Putman told her she was going to the hospital.

LAST CALL

Later that night, the volunteer safety patrol began. Trigg brought her daughter, 17-year-old Manniq Trigg-Komakhuk, and her daughter’s boyfriend to the downtown Nome visitor center to gather flashlights and reflective vests. Manniq studied the room. Framed photos of historic Nome ringed the walls. Why, she asked her mom, are there only two pictures of Alaska Natives? Other volunteers said they work for the hospital or the local radio station. Trigg said several employers in Nome, including the health corporation where she works, allow people to count their volunteer hours for the safety patrol as work time.
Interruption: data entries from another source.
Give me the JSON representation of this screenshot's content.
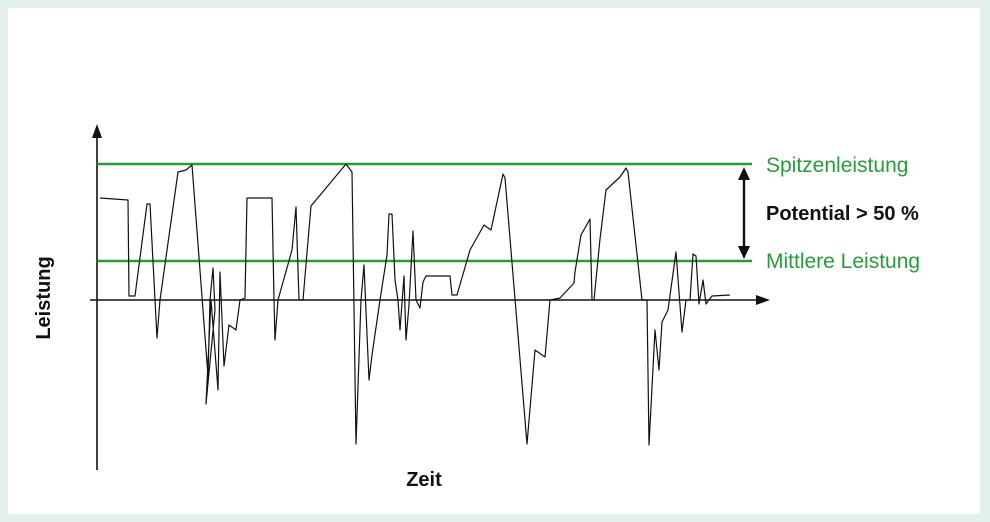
{
  "labels": {
    "y_axis": "Leistung",
    "x_axis": "Zeit",
    "peak": "Spitzenleistung",
    "potential": "Potential > 50 %",
    "average": "Mittlere Leistung"
  },
  "colors": {
    "background": "#e3efeb",
    "panel": "#ffffff",
    "reference_lines": "#2a9a3c",
    "signal": "#111111"
  }
}
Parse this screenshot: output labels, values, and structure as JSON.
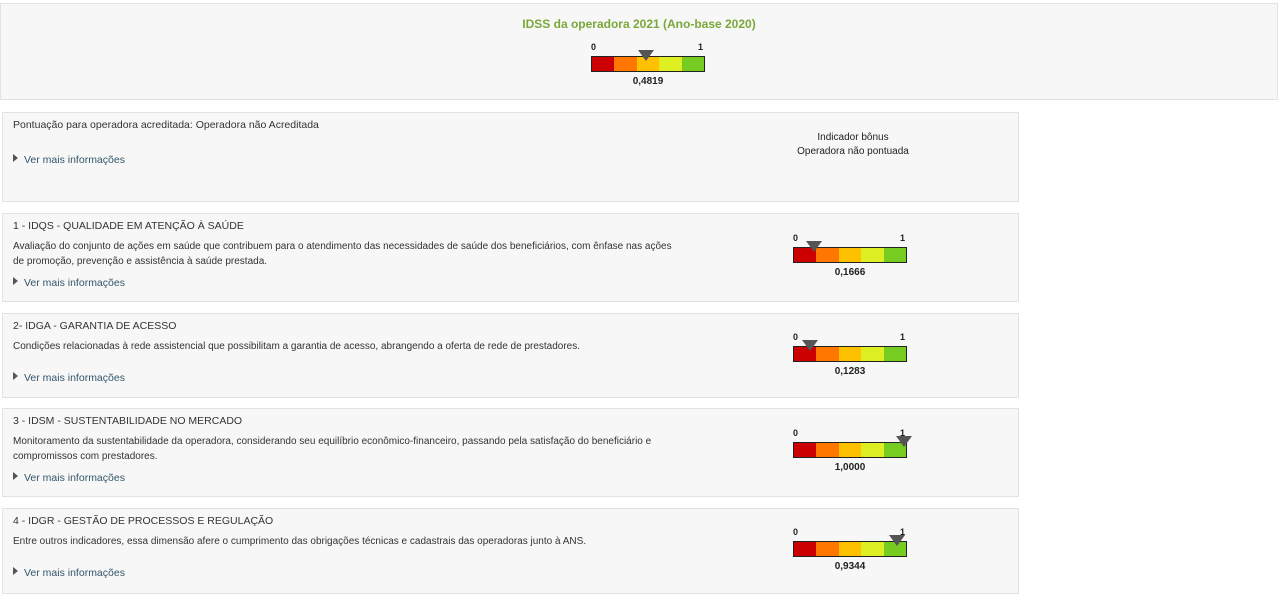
{
  "colors": {
    "title_green": "#7aa83a",
    "segments": [
      "#cc0000",
      "#ff7700",
      "#ffc000",
      "#ddee22",
      "#77cc22"
    ]
  },
  "header": {
    "title": "IDSS da operadora 2021 (Ano-base 2020)",
    "gauge": {
      "min_label": "0",
      "max_label": "1",
      "value": 0.4819,
      "value_label": "0,4819"
    }
  },
  "accreditation": {
    "text": "Pontuação para operadora acreditada: Operadora não Acreditada",
    "more_label": "Ver mais informações",
    "bonus_title": "Indicador bônus",
    "bonus_status": "Operadora não pontuada"
  },
  "dimensions": [
    {
      "title": "1 - IDQS - QUALIDADE EM ATENÇÃO À SAÚDE",
      "description": "Avaliação do conjunto de ações em saúde que contribuem para o atendimento das necessidades de saúde dos beneficiários, com ênfase nas ações de promoção, prevenção e assistência à saúde prestada.",
      "more_label": "Ver mais informações",
      "gauge": {
        "min_label": "0",
        "max_label": "1",
        "value": 0.1666,
        "value_label": "0,1666"
      }
    },
    {
      "title": "2- IDGA - GARANTIA DE ACESSO",
      "description": "Condições relacionadas à rede assistencial que possibilitam a garantia de acesso, abrangendo a oferta de rede de prestadores.",
      "more_label": "Ver mais informações",
      "gauge": {
        "min_label": "0",
        "max_label": "1",
        "value": 0.1283,
        "value_label": "0,1283"
      }
    },
    {
      "title": "3 - IDSM - SUSTENTABILIDADE NO MERCADO",
      "description": "Monitoramento da sustentabilidade da operadora, considerando seu equilíbrio econômico-financeiro, passando pela satisfação do beneficiário e compromissos com prestadores.",
      "more_label": "Ver mais informações",
      "gauge": {
        "min_label": "0",
        "max_label": "1",
        "value": 1.0,
        "value_label": "1,0000"
      }
    },
    {
      "title": "4 - IDGR - GESTÃO DE PROCESSOS E REGULAÇÃO",
      "description": "Entre outros indicadores, essa dimensão afere o cumprimento das obrigações técnicas e cadastrais das operadoras junto à ANS.",
      "more_label": "Ver mais informações",
      "gauge": {
        "min_label": "0",
        "max_label": "1",
        "value": 0.9344,
        "value_label": "0,9344"
      }
    }
  ]
}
She led the group to River Street, the edge of the bar district.

“This is where we used to play Eskimo baseball,” she said.
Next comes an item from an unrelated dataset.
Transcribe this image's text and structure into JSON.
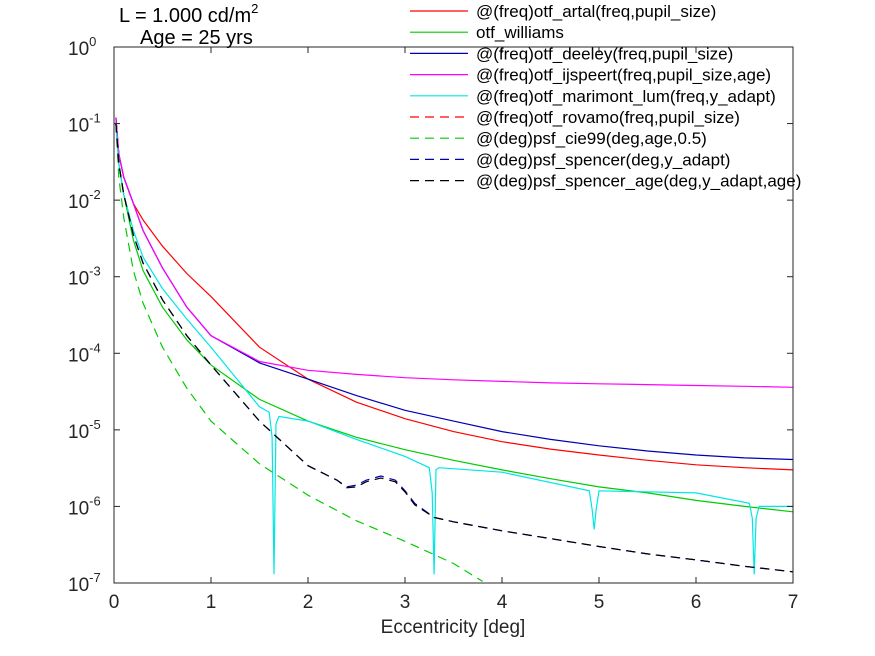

Before long, the patrol came across the boy from Unalakleet curled on the seawall behind the bars. More snow fell, painting the sidewalks. Manniq hummed an Inupiaq tune she learned at a summer camp in Fairbanks. It was written in Point Hope, she said, demonstrating Eskimo dance moves with her arms.

“Heyyyy!” a group yelled to the safety patrol. “Thank you guys for watching the streets!”

Outside the Board of Trade, at 2:45 a.m., a man slumped to the ground against the wall as bartenders announced last call. Guys in Carhartt overalls and girls in skinny jeans crowded for the door to David Guetta’s “Work Hard Play Hard.” The patrol made another sweep, aiming flashlights in the alleys. Wind blasted the streets.

“Look, there’s a guy right there,” Manniq’s boyfriend said.

A man kneeled hidden in the dark, staring queasily at his phone. Trigg asked him to stand up a dozen times. Her daughter watched in silence.

“Where are we?” the man asked.

Trigg found the last drunk just before 4 a.m. He said he was 19 years old, from Gambell. Another young man with no jacket. His jeans were wet from lying on the icy sidewalk and began to fall off as he flailed from side to side. Manniq waited in the car and talked quietly with her boyfriend. Trigg said she wasn’t surprised to see her daughter upset after her first night on safety patrol.

“Manniq, over the last couple of years, has learned a lot about the historical trauma that Alaska Natives have been trying to heal from,” she said. “Seeing it play out in front of you is not an easy thing.”

Trigg shoved her hands in her pockets, shivering. One of the community service officers, now off duty, was on his way with a medic. The teen unleashed a stream of profanity, then gave a guttural, pleading scream.

“It’s alright,” she told him. “We’re not going to leave.”